The surface web, deep web, and dark web differ in their level of accessibility and anonymity, with the dark web being the most private and secure. Often times the deep and dark web are used interchangeably, but the dark web specifically refers to encrypted and anonymous networks like Tor and I2P. Is dark web that dark? Well, it is a mix of both legal and illicit activities, with some users accessing it for legitimate purposes like secure and private communications, while others use it for cybercrime.

The dark web’s anonymity and encryption makes it an attractive place for hackers. Monitoring marketplaces and forums on dark web enables security teams to gather valuable intelligence, track threat actors, and stay ahead of emerging cyber threats.

Marketplaces and Forums

There are a number of marketplaces and forums on the dark web, some of which are open for public, and others being invitation-only platforms, where cybercriminals discuss, buy and sell stolen data, malware, and other illicit goods and service offerings. Initial access brokers play a key role in this underground economy, providing cybercriminals with access to compromised systems, stolen credentials, as well as necessary tooling.
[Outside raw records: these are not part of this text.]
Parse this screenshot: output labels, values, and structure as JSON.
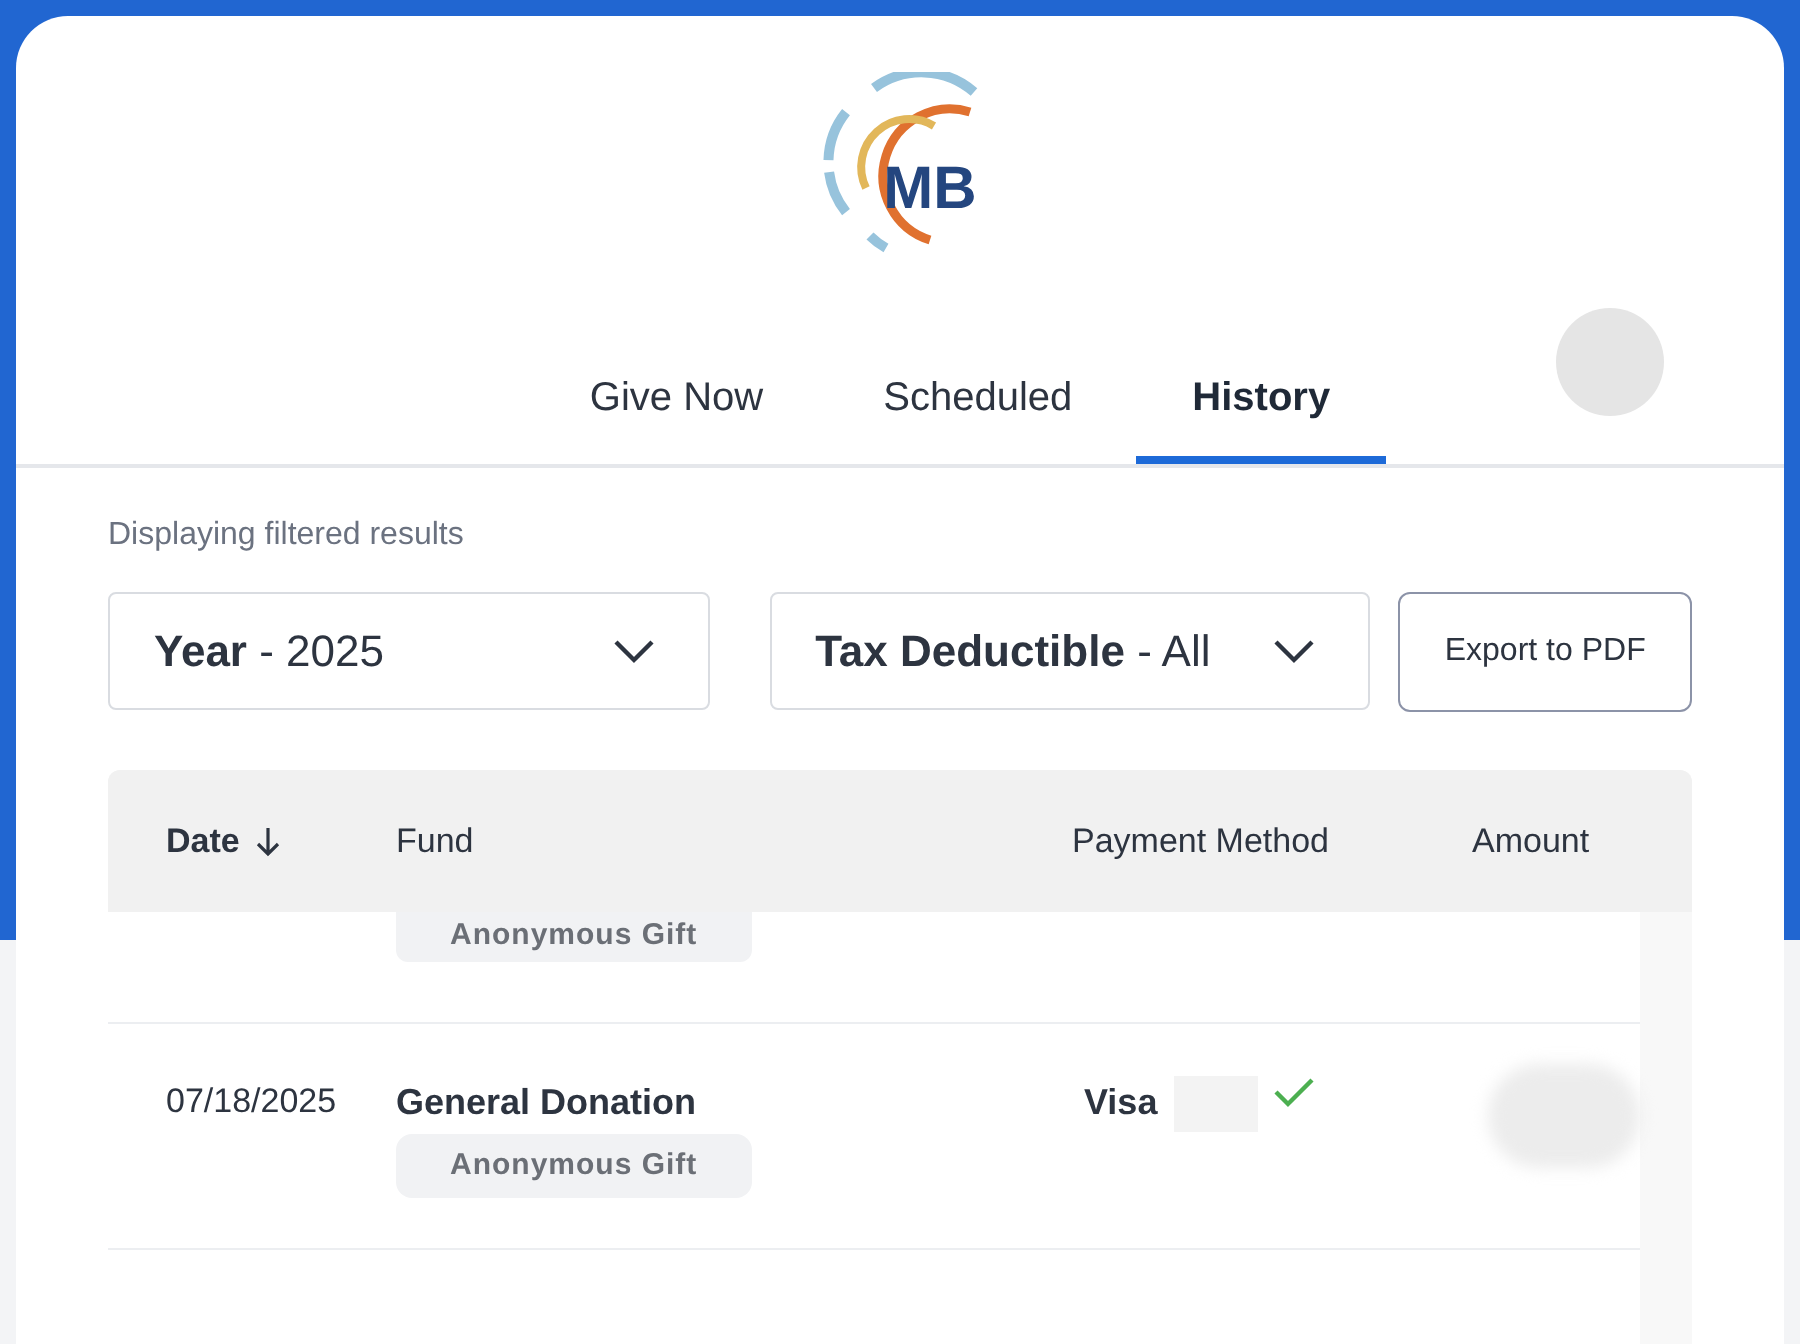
{
  "logo": {
    "text": "MB"
  },
  "tabs": [
    {
      "label": "Give Now",
      "selected": false
    },
    {
      "label": "Scheduled",
      "selected": false
    },
    {
      "label": "History",
      "selected": true
    }
  ],
  "filter_note": "Displaying filtered results",
  "filters": [
    {
      "label": "**Year** - 2025"
    },
    {
      "label": "**Tax Deductible** - All"
    }
  ],
  "export_button": "Export to PDF",
  "table": {
    "columns": [
      {
        "label": "Date",
        "sorted": true
      },
      {
        "label": "Fund",
        "sorted": false
      },
      {
        "label": "Payment Method",
        "sorted": false
      },
      {
        "label": "Amount",
        "sorted": false
      }
    ],
    "rows": [
      {
        "kind": "partial",
        "tag": "Anonymous Gift"
      },
      {
        "kind": "full",
        "date": "07/18/2025",
        "fund": "General Donation",
        "tag": "Anonymous Gift",
        "method": "Visa",
        "verified": true
      },
      {
        "kind": "hidden"
      }
    ]
  }
}
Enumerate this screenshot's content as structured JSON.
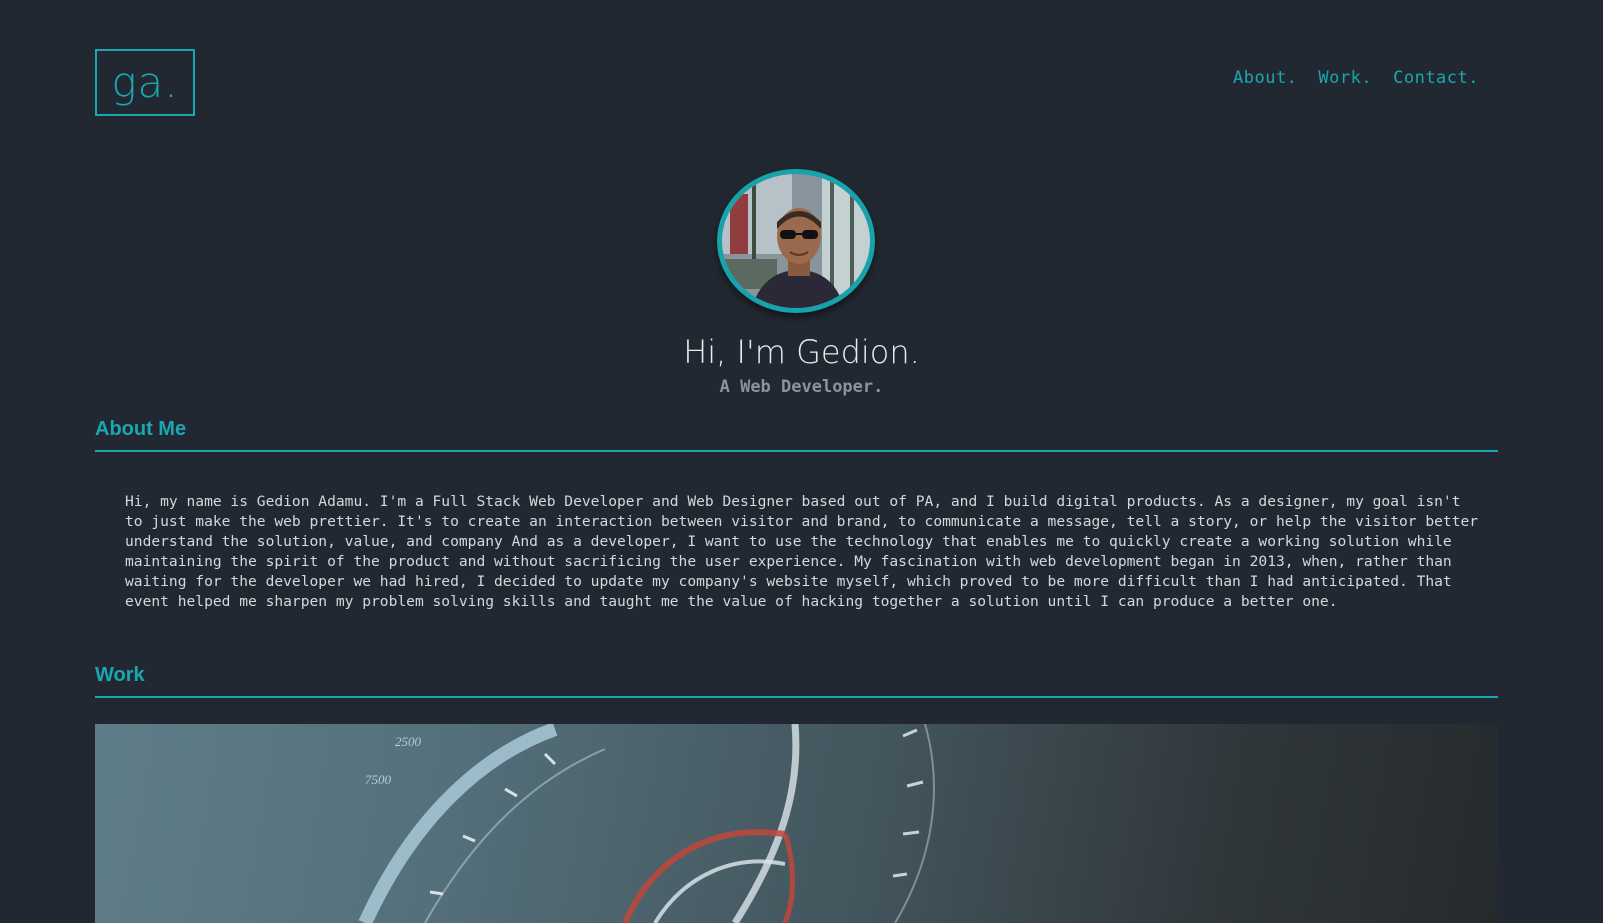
{
  "header": {
    "logo_text": "ga.",
    "nav": [
      {
        "label": "About."
      },
      {
        "label": "Work."
      },
      {
        "label": "Contact."
      }
    ]
  },
  "hero": {
    "title": "Hi, I'm Gedion.",
    "subtitle": "A Web Developer."
  },
  "about": {
    "heading": "About Me",
    "body": "Hi, my name is Gedion Adamu. I'm a Full Stack Web Developer and Web Designer based out of PA, and I build digital products. As a designer, my goal isn't to just make the web prettier. It's to create an interaction between visitor and brand, to communicate a message, tell a story, or help the visitor better understand the solution, value, and company And as a developer, I want to use the technology that enables me to quickly create a working solution while maintaining the spirit of the product and without sacrificing the user experience. My fascination with web development began in 2013, when, rather than waiting for the developer we had hired, I decided to update my company's website myself, which proved to be more difficult than I had anticipated. That event helped me sharpen my problem solving skills and taught me the value of hacking together a solution until I can produce a better one."
  },
  "work": {
    "heading": "Work",
    "image_text_1": "2500",
    "image_text_2": "7500"
  },
  "colors": {
    "background": "#222831",
    "accent": "#1aa7b0",
    "text": "#d4d8dc",
    "muted": "#8d939a"
  }
}
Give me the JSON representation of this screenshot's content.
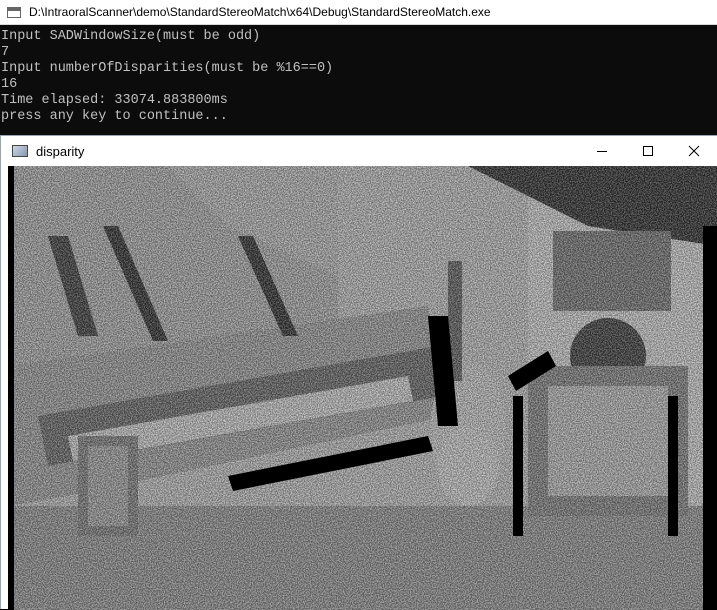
{
  "console": {
    "title": "D:\\IntraoralScanner\\demo\\StandardStereoMatch\\x64\\Debug\\StandardStereoMatch.exe",
    "lines": [
      "Input SADWindowSize(must be odd)",
      "7",
      "Input numberOfDisparities(must be %16==0)",
      "16",
      "Time elapsed: 33074.883800ms",
      "press any key to continue..."
    ]
  },
  "disparity_window": {
    "title": "disparity",
    "controls": {
      "minimize_icon": "minimize-icon",
      "maximize_icon": "maximize-icon",
      "close_icon": "close-icon"
    }
  },
  "colors": {
    "console_bg": "#0c0c0c",
    "console_text": "#c0c0c0",
    "titlebar_bg": "#ffffff"
  }
}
What Kind of Access Information Is Bought and Sold?

Common types of leaked credentials include remote access logins, such as VPN, cloud and corporate system accounts, as well as privileged access accounts such as admin accounts. One of the most valuable items for hackers on sale are data stolen from victims by information stealing malware, often referred as stealer logs, as they contain rich data, such as session cookies, which allow attackers to bypass MFA on accounts.

Other type of sensitive data that can be found on the dark web include financial information, healthcare records, and customer data, which can be used for identity theft and other malicious activities.

Stolen credentials can cost anywhere from a few dollars to thousands of euros, depending on the level of access and the type of accounts.

Through the Eyes of a Threat Actor

After buying leaked credentials attackers would proceed with testing and validating the stolen logins. The specific methods of stolen credential validation depends on several facts, such as sophistication of attackers as well as type of accounts. For instance, stolen credentials from streaming and entertainment services will be checked in an automated way by means of brute forcing and credential stuffing. Whereas attitude towards stolen credentials to corporate systems will be more careful, where attackers will check the validity without trying to raise alarms.

Once gained a foothold in the victim systems, attackers will try to move laterally and gain persistence in the compromised network. Often times the gained access bu initial access brokers will be either sold to the highest bidder or used in the ransomware and extortion attacks.

Preparing for the Threat

Monitoring and gathering intelligence from dark web enables organizations to identify potential threats, such as leaked credentials and access sales, and allows them to take proactive steps to prevent cyber threats and minimize risk, while also ensuring compliance with international and regional regulations such as NIS2 and GDPR.